60 abonnés 576 critiques Suivre son activité

1,5
Publiée le 7 juin 2017
Vu et avis le 20170606

C est correctement fait mais je n y ai trouvé aucun intérêt.

Pas grand chose n est crédible, le film est souvent outré pour donner une sorte d effet comique de situation (la sœur et son amoureux qui sont une des raisons pour qu elle prenne un appartement, le premier effort de rangement, il faut de l argent pour vivre, la réception des clients). L avancée de l histoire est artificielle, le film ne m a pas semblé avoir de but, de sens. Je me suis souvent ennuyé.

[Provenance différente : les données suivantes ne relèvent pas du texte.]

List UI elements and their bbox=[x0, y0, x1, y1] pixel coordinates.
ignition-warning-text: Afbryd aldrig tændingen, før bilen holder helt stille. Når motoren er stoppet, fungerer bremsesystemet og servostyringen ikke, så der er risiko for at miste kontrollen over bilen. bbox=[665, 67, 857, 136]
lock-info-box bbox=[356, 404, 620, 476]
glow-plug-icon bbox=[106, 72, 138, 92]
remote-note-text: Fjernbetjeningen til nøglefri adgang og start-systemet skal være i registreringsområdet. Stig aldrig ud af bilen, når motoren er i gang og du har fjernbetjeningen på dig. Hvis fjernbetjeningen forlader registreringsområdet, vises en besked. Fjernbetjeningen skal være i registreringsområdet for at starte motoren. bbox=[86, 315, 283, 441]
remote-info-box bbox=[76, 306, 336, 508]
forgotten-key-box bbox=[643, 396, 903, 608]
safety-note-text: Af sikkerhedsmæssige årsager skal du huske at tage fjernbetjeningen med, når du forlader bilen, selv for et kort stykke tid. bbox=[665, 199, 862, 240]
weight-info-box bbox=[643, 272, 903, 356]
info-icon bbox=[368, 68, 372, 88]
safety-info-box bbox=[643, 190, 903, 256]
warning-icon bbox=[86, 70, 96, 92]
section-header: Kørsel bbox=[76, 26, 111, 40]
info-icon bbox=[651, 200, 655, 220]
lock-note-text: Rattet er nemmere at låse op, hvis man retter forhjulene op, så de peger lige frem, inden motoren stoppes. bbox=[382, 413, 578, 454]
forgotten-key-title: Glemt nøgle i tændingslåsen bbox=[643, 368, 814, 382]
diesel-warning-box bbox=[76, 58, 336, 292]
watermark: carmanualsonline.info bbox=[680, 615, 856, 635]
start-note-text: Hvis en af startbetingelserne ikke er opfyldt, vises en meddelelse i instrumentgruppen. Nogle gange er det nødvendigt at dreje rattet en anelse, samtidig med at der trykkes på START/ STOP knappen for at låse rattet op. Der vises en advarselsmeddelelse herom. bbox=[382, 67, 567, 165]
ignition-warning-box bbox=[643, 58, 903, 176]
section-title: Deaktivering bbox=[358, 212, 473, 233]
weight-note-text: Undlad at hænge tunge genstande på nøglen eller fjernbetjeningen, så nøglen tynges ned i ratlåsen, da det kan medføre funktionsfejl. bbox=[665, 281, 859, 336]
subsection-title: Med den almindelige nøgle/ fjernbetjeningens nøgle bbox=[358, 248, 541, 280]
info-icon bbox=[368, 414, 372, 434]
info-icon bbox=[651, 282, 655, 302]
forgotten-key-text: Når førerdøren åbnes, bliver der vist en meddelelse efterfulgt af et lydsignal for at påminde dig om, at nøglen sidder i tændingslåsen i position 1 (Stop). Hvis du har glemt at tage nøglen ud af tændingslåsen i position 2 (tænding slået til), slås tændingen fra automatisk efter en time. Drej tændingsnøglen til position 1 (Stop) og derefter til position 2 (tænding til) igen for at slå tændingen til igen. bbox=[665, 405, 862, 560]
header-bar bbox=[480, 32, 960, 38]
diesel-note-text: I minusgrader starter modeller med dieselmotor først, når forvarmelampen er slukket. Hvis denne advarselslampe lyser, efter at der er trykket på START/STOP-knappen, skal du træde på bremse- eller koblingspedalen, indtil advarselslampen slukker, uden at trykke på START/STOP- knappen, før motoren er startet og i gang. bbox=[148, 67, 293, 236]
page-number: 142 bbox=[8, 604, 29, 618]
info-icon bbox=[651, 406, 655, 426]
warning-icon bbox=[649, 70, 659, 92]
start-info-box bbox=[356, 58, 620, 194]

Je ne l ai même pas trouvé particulièrement bien fait, juste normal, il semble raconter ce qui est prévu. C est surtout le scénario qui me passe à côté. Dans un tel vide, difficile pour les acteurs de s en sortir et ils ne me semblent pas y arriver, les situations sont empesées, les dialogues artificiels, et l immersion difficile pour le spectateur.
au-dela-des-nuages
au-dela-des-nuages

54 abonnés 91 critiques Suivre son activité

4,0
Publiée le 6 juin 2017
C'est un film attachant avec quelques maladresses sans doute mais un film qui fait plus penser à une œuvre poétique qui nous emmène dans un autre monde hors des images déjà vues et répétées des milliers de fois. Un beau film minuscule avec une mention particulière à Lolita Chammah charmante et séduisante.

"Minuscule" clin d’œil à la critique d'Alain Riou (Obs) pendant l'émission du masque et la plume du 04-juin (50’35’’) :
C’est un tout petit film, absolument minuscule et très très réussi et très joli qui s’appelle « Drôles d’oiseaux » d’Élise Girard. C’est un film original qui raconte un amour qui n’a même pas eu lieu, qui ne demande qu’à avoir lieu et qui n’explose pas. Et c’est joué par Lolita Chammah et Jean Sorel qui jouait en particulier dans Buñuel et c’est un film que je recommande vraiment et qui est étonnant de charme.
DarkAkuma02
DarkAkuma02

61 abonnés 506 critiques Suivre son activité

1,0
Publiée le 5 juin 2017
Une femme arrivée de Tours à Paris vit chez une amie. Elle trouve du travail chez un libraire âgé lui fournissant un logement. Une relation se noue peu à peu entre eux.
J'ai trouvé que ce long-métrage manquait d'intérêt et de vraisemblance. La relation entre les deux protagonistes ne m'a pas semblé crédible, le fait que des oiseaux s'écrasent n'a pas de sens. L'un des rares intérêts de ce film est d'être court.